Even the youngest people at Sue Haswell Park in Bryan have noticed that mosquito season is here.

"I'm always getting bit. But my cousins, they never get bit," said Kayla Sanchez.

It's a problem many have faced, but every one at the park had their own theory as to why.

"They just like certain people, because I think they like their blood," said Vanesa Sifuentes.

"I think the mosquitoes just like certain people's perfume," said Sanchez.

"I have no clue," laughed Richard Stone.

Dr. Gabe Hamer is an entomologist and clinical assistant professor at Texas A&M. He has spent the last 10 years studying mosquitoes and other insects.
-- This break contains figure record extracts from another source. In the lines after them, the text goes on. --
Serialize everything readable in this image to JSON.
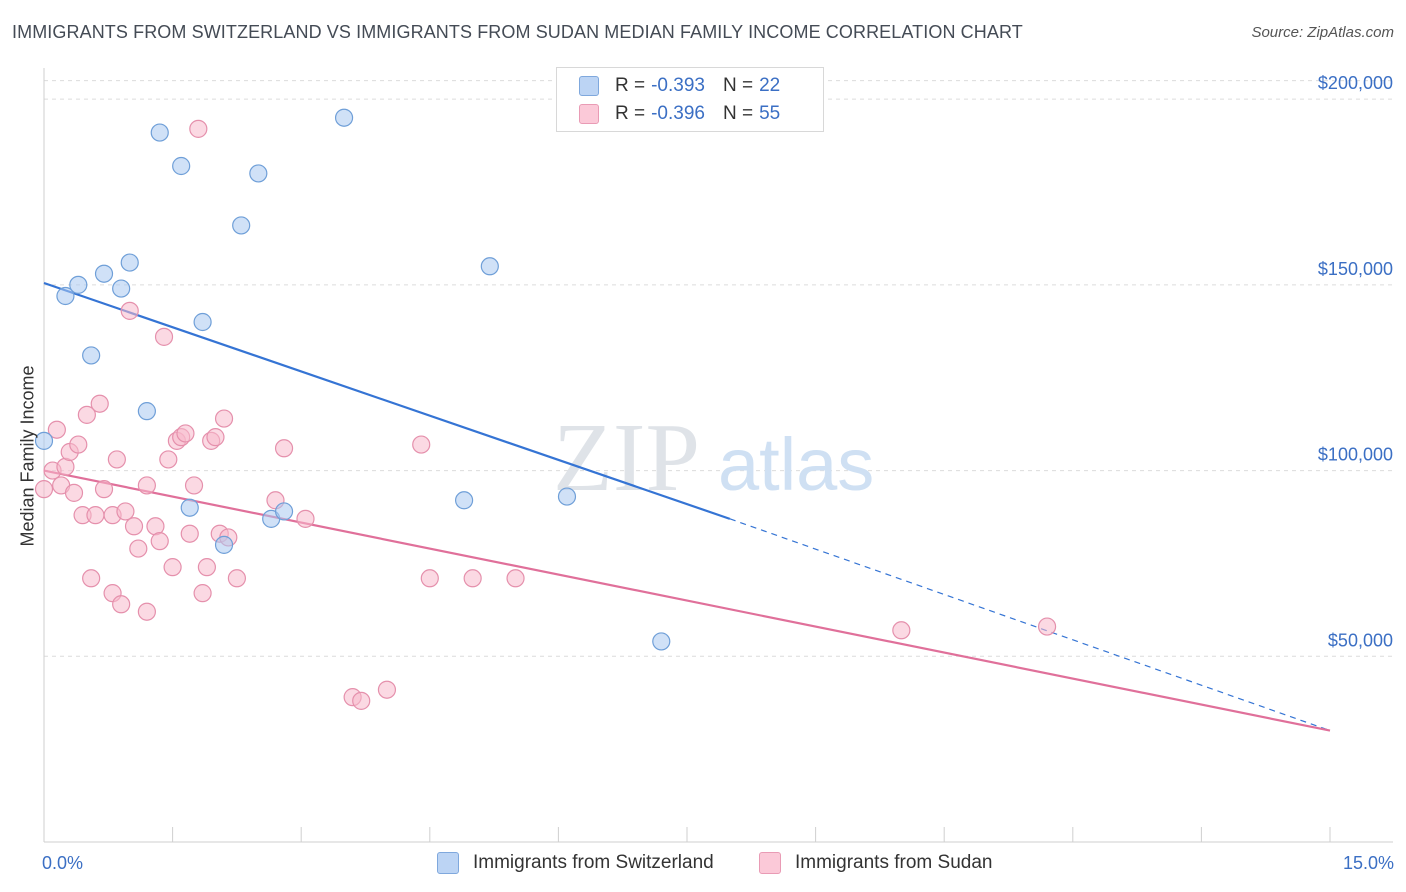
{
  "title": "IMMIGRANTS FROM SWITZERLAND VS IMMIGRANTS FROM SUDAN MEDIAN FAMILY INCOME CORRELATION CHART",
  "source": "Source: ZipAtlas.com",
  "watermark": {
    "zip": "ZIP",
    "atlas": "atlas"
  },
  "legend": [
    {
      "r_label": "R =",
      "r_value": "-0.393",
      "n_label": "N =",
      "n_value": "22"
    },
    {
      "r_label": "R =",
      "r_value": "-0.396",
      "n_label": "N =",
      "n_value": "55"
    }
  ],
  "x_axis": {
    "min_label": "0.0%",
    "max_label": "15.0%"
  },
  "chart_data": {
    "type": "scatter",
    "ylabel": "Median Family Income",
    "xlim": [
      0,
      15
    ],
    "ylim": [
      0,
      210000
    ],
    "y_ticks": [
      {
        "value": 50000,
        "label": "$50,000"
      },
      {
        "value": 100000,
        "label": "$100,000"
      },
      {
        "value": 150000,
        "label": "$150,000"
      },
      {
        "value": 200000,
        "label": "$200,000"
      }
    ],
    "grid": true,
    "legend_position": "top-center",
    "series": [
      {
        "name": "Immigrants from Switzerland",
        "color": "#a9c8f0",
        "stroke": "#6f9fd8",
        "line_color": "#3574d4",
        "trend": {
          "x": [
            0,
            8.0
          ],
          "y": [
            150500,
            87000
          ],
          "dashed_to": [
            15,
            30000
          ]
        },
        "points": [
          [
            0.0,
            108000
          ],
          [
            0.25,
            147000
          ],
          [
            0.4,
            150000
          ],
          [
            0.55,
            131000
          ],
          [
            0.7,
            153000
          ],
          [
            0.9,
            149000
          ],
          [
            1.0,
            156000
          ],
          [
            1.2,
            116000
          ],
          [
            1.35,
            191000
          ],
          [
            1.6,
            182000
          ],
          [
            1.7,
            90000
          ],
          [
            1.85,
            140000
          ],
          [
            2.1,
            80000
          ],
          [
            2.3,
            166000
          ],
          [
            2.5,
            180000
          ],
          [
            2.65,
            87000
          ],
          [
            2.8,
            89000
          ],
          [
            3.5,
            195000
          ],
          [
            4.9,
            92000
          ],
          [
            5.2,
            155000
          ],
          [
            6.1,
            93000
          ],
          [
            7.2,
            54000
          ]
        ]
      },
      {
        "name": "Immigrants from Sudan",
        "color": "#f7b9cc",
        "stroke": "#e590ac",
        "line_color": "#e0709a",
        "trend": {
          "x": [
            0,
            15
          ],
          "y": [
            100000,
            30000
          ]
        },
        "points": [
          [
            0.0,
            95000
          ],
          [
            0.1,
            100000
          ],
          [
            0.15,
            111000
          ],
          [
            0.2,
            96000
          ],
          [
            0.25,
            101000
          ],
          [
            0.3,
            105000
          ],
          [
            0.35,
            94000
          ],
          [
            0.4,
            107000
          ],
          [
            0.45,
            88000
          ],
          [
            0.5,
            115000
          ],
          [
            0.55,
            71000
          ],
          [
            0.6,
            88000
          ],
          [
            0.65,
            118000
          ],
          [
            0.7,
            95000
          ],
          [
            0.8,
            88000
          ],
          [
            0.8,
            67000
          ],
          [
            0.85,
            103000
          ],
          [
            0.9,
            64000
          ],
          [
            0.95,
            89000
          ],
          [
            1.0,
            143000
          ],
          [
            1.05,
            85000
          ],
          [
            1.1,
            79000
          ],
          [
            1.2,
            96000
          ],
          [
            1.2,
            62000
          ],
          [
            1.3,
            85000
          ],
          [
            1.35,
            81000
          ],
          [
            1.4,
            136000
          ],
          [
            1.45,
            103000
          ],
          [
            1.5,
            74000
          ],
          [
            1.55,
            108000
          ],
          [
            1.6,
            109000
          ],
          [
            1.65,
            110000
          ],
          [
            1.7,
            83000
          ],
          [
            1.75,
            96000
          ],
          [
            1.8,
            192000
          ],
          [
            1.85,
            67000
          ],
          [
            1.9,
            74000
          ],
          [
            1.95,
            108000
          ],
          [
            2.0,
            109000
          ],
          [
            2.05,
            83000
          ],
          [
            2.1,
            114000
          ],
          [
            2.15,
            82000
          ],
          [
            2.25,
            71000
          ],
          [
            2.7,
            92000
          ],
          [
            2.8,
            106000
          ],
          [
            3.05,
            87000
          ],
          [
            3.6,
            39000
          ],
          [
            3.7,
            38000
          ],
          [
            4.0,
            41000
          ],
          [
            4.4,
            107000
          ],
          [
            4.5,
            71000
          ],
          [
            5.0,
            71000
          ],
          [
            5.5,
            71000
          ],
          [
            10.0,
            57000
          ],
          [
            11.7,
            58000
          ]
        ]
      }
    ]
  }
}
"The bacteria we have in our bodies that are a little bit unique, that might be a subtle way that mosquitoes perceive people differently," said Hamer.

Dr. Hamer says mosquitoes don't discriminate based on people's age or gender, but they do respond to certain colors and body temperatures differently.

He says Brazos County doesn't have a well-developed mosquito control program, so people need to protect themselves against mosquito-borne diseases.

"If conditions are right, we could see another big year this year," said Dr. Hamer. "I'd suggest that people pay attention to the breeding of mosquitoes in their own yard."

He says the best way to avoid West Nile Virus is to prevent mosquito bites. That's why people should drain standing water outside the house, wear insect repellent, avoid being outside at dusk and dawn, and wear long sleeves.

Statistics from the State Department of Health and Human Services show that 2012 was the deadliest year for West Nile since it started tracking the virus in 2002.